[Nasze Zestawy AV] Mój wielofunkcyjny pokój

ikar1975

Active member
Bez reklam
Nie jestem w temacie, ale powiem Ci Bipo że nie znam człowieka który by nie zainteresował się takim cackiem jakbym go u mnie postawił 😁. Pogratulować. Pzdr
 

armanig

Klub HDTV.com.pl
VIP
Gratki Bipo, zacnie się prezenci.
Masz jakieś zabezpieczenie przed dzieciakiem, co by nie zrobił sobie karuzeli? ;)
 

DrWredman

Active member
Dołączam się do gratulacji i witam w klubie czarnej płyty.
Wiedziałem, że Przemek zakupi konkret, który spełni wszystkie jego oczekiwania, łącznie z kolorem. ;)

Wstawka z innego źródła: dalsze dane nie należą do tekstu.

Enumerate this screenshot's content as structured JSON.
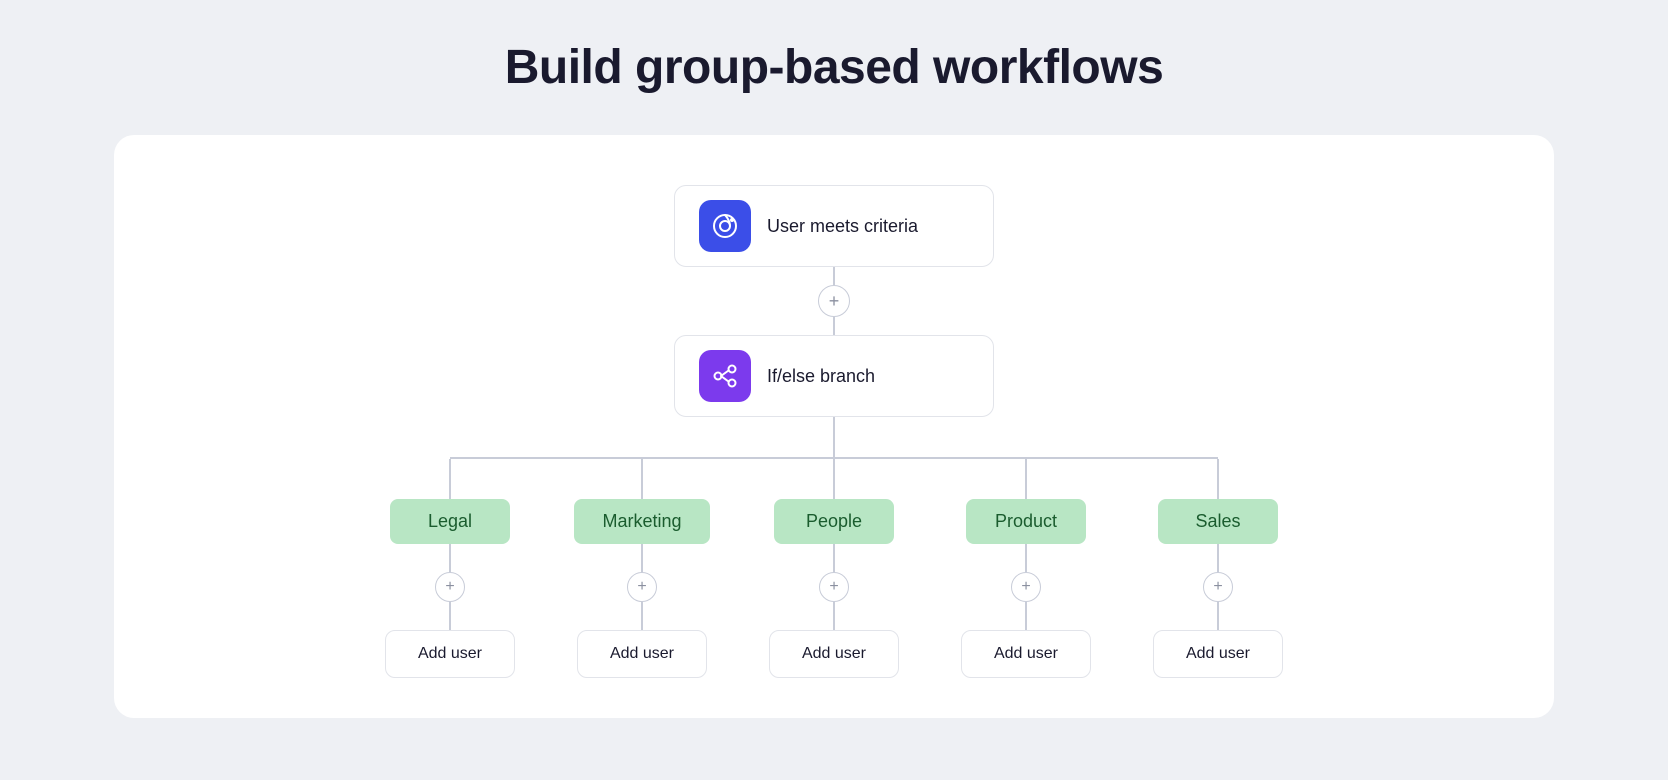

Ja mam tylko jedną prośbę związaną z odwiecznym pytaniem: co gra lepiej, vinyl czy CD?
Przemku porównaj pierwsze bliźniacze płyty, które uda ci się zdobyć i opisz różnice swoimi słowami.
Myślę, że najłatwiej będzie zacząć od Dire Straits. Większość z nas ma i zna doskonale ich dyskografię. Zobaczymy czy czar vinyla opęta również Ciebie. 😄
 

lolek126

Well-known member
Bez reklam
Myślę, że najpierw Bipo to sam przed sobą musi sobie odpowiedzieć na pytanie czy jego odtwarzacz cd jest na tym samym poziomie, albo porównywalnym co i zakupiony gramofon. Jeśli gramofon dla niego jest jakościowo lepszym urządzeniem niż odtwarzacz to takie porównanie jest dla samego porównania.
Teraz też można sobie powiedzieć czy faktycznie można odpowiedzieć jednoznacznie czy coś gra lepiej w 100% znaczeniu tego słowa.. zaznaczam w 100% znaczeniu tego słowa.
W mojej skromnej opinii tylko ludzie "ortodoksyjni" są wstanie powiedzieć , że dane urządzanie , a do tego dany nośnik ( płyta cd, winyl, pliki) grają najlepiej.. że dźwięk z danego urządzenia plus nośnik to jest najlepsze i kropka.
Słuchałem wielu rzeczy z gramofonu, w klasie AB, w klasie A, na lampach, czy też pliki i wżyciu nie powiedziałbym, że coś jest najlepsze w sensie , że muzyka z tego co się słucha jest złotym środkiem dla słuchacza.
Nie tak dawno miałem okazję posłuchać Maca i AR na lampach, gdzie byłem pod wielkim wrażeniem tego co usłyszałem, ale na pewien swój sposób tak samo byłem pod mniejszym, albo większym słuchając na innych urządzeniach grających inaczej i ta inność, właśnie jest kwintesencją tego co człowiekowi bardziej lub mniej się podoba, tylko to nie oznacza, że np wspomniana np lampa jest the best, a już integra w klasie A czy AB jest do bani..
Każde z takich urządzeń potrafi zadowolić, tylko czasem jest tak, że inny klient musi być "podpięty" pod takie czy inne urządzenie szukający takiej, a nie innej barwy dźwięku, przestrzeni, rozdzielczości itp.
Gramofon zawsze psiałem, że to jest czysta przyjemność obcowania z takim urządzeniem i muzyką, która się słyszy z czarnej płyty i nigdy tego zdania nie zmienię. Ale przyjemność również odczuwam słuchając zabawek z innych urządzeń, brzmiących inaczej, tylko ta inność nigdy nie nazwałbym czymś gorszym.
To tak, jak konkretnie, ktoś się zdecyduje np tak jak ja na Integrę w klasie AB i słucha się kilku z tej samej półki, ale jednak brzmiących inaczej i nigdy w życiu bym nie powiedział, że integra A to jest świetna, a integra B jest średnia, a integra C to jest do kosza.. Każda z nich przeznaczona jest dla kogoś innego , kogoś kto szuka pewnego dźwięku, która to właśnie sprawia takiej osobie największą przyjemność w połączeniu z danymi kolumnami jak i okablowaniem.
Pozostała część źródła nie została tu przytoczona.